Croke Park Residents Wondering What Else They Can Accomplish


MEMBERS of the Croke Park Residents Association, who successfully opposed five consecutive Garth Brooks concerts, were yesterday musing over what other social grievances and injustices they can take on.

The committee, who were said to be surprised that just taking a stand actually worked, is currently reaching out to members of fellow communities to help aid in other matters.

Originally billed as a two-night event, the Garth Brooks comeback concerts were initially welcomed by the community, until avarice overtook common sense and five consecutive nights were scheduled. As this contravened a 2009 agreement to never hold more than three concerts per year, residents rallied together in objection.

Facing vocal opposition from ‘mouthpieces’ across the country, the committee rejected both a proposed €500,000 bursary of ‘shut-the-fuck-up money’ and suggestion to be good little people and do as they were bloody well told.

To the surprise of docile Irish upon whom the notion of having respect for yourself and your community is lost, the residents succeeded in their case against licenses for two of the five gigs. This prompted the seemingly down-to-Earth and friendly Garth Brooks to cancel the lot, leaving 400,000 concert-goers angry at people who were just making a stand against having their lawns pissed on.

The victory by the residents association is one of only a few instances in recent Irish history where a group of people successfully stood up for themselves, and has sparked a debate as to what they should protest against next.
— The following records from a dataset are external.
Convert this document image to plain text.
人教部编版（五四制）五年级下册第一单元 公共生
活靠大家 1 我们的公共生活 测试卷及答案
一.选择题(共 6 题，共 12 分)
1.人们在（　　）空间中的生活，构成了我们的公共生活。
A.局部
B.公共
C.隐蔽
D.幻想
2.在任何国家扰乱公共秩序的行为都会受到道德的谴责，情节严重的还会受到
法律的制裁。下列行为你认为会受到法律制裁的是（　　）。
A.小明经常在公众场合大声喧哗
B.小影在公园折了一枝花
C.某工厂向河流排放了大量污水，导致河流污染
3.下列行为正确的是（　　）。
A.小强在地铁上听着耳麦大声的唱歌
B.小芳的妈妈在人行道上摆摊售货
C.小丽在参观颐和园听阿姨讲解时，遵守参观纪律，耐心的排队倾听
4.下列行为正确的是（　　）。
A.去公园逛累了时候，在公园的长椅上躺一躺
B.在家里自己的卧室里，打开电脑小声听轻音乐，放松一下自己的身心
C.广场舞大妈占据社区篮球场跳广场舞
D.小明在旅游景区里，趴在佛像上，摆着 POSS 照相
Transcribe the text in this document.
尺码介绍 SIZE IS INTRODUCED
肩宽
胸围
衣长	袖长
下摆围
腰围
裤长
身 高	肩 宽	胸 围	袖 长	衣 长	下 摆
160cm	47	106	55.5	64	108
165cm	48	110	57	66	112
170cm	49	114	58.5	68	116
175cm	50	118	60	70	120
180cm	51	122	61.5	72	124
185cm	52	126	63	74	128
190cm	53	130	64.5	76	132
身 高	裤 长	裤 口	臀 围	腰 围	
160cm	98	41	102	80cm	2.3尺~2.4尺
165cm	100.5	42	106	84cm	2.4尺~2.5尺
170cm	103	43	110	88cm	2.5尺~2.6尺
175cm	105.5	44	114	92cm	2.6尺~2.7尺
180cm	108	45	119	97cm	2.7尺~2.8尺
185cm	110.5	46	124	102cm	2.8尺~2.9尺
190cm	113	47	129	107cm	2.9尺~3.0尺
“Look, it’s hardly a fucking Arab Spring, or Tiananmen Square, ” said Padraig Harkin, resident of Jones Road for every one of his 72 years. “But it goes to show that protest can work. When something infringes on your freedoms on your own doorstep, you have the right to make a stand against it; even if it means a lot of people think you’re a bollox without even considering your side of the story”.

“It has lit a fire under a lot of us here to see what else we can change. There were people on the news a while ago who wouldn’t let the council install water meters; we could have done that. But at the time we were either too sheepish or too lazy and just let the wankers in government tell us what to do. Same with the bailout of the banks, abortion, Catholic Church scandals and never-ending austerity.”

Mr. Harkin walked us back to our car parked outside, where we would have been trapped for hours if the concert were to go ahead. When asked how he felt about being labelled a villain by disappointed ticket-holders, he paused and looked at the giant stadium.

“My Da used to tell me stories of the 1916 rising; about how the general public fucking hated the rebels at first”, said the grandfather of nine.

“It was only later that public opinion swung in their favour. A hundred years later and the Croke Park Residents stand up for themselves and refuse to be bought off, or talked down to. Refused to be trampled on… well, not everyone is going to be on your side. Maybe now this Garth Brooks thing has given us the urge to change more about this city, maybe even this country, that will change too”.

“But of course, if we’re ever going to make ourselves heard, we’re going to need a lot more people to shout with us,” he concluded.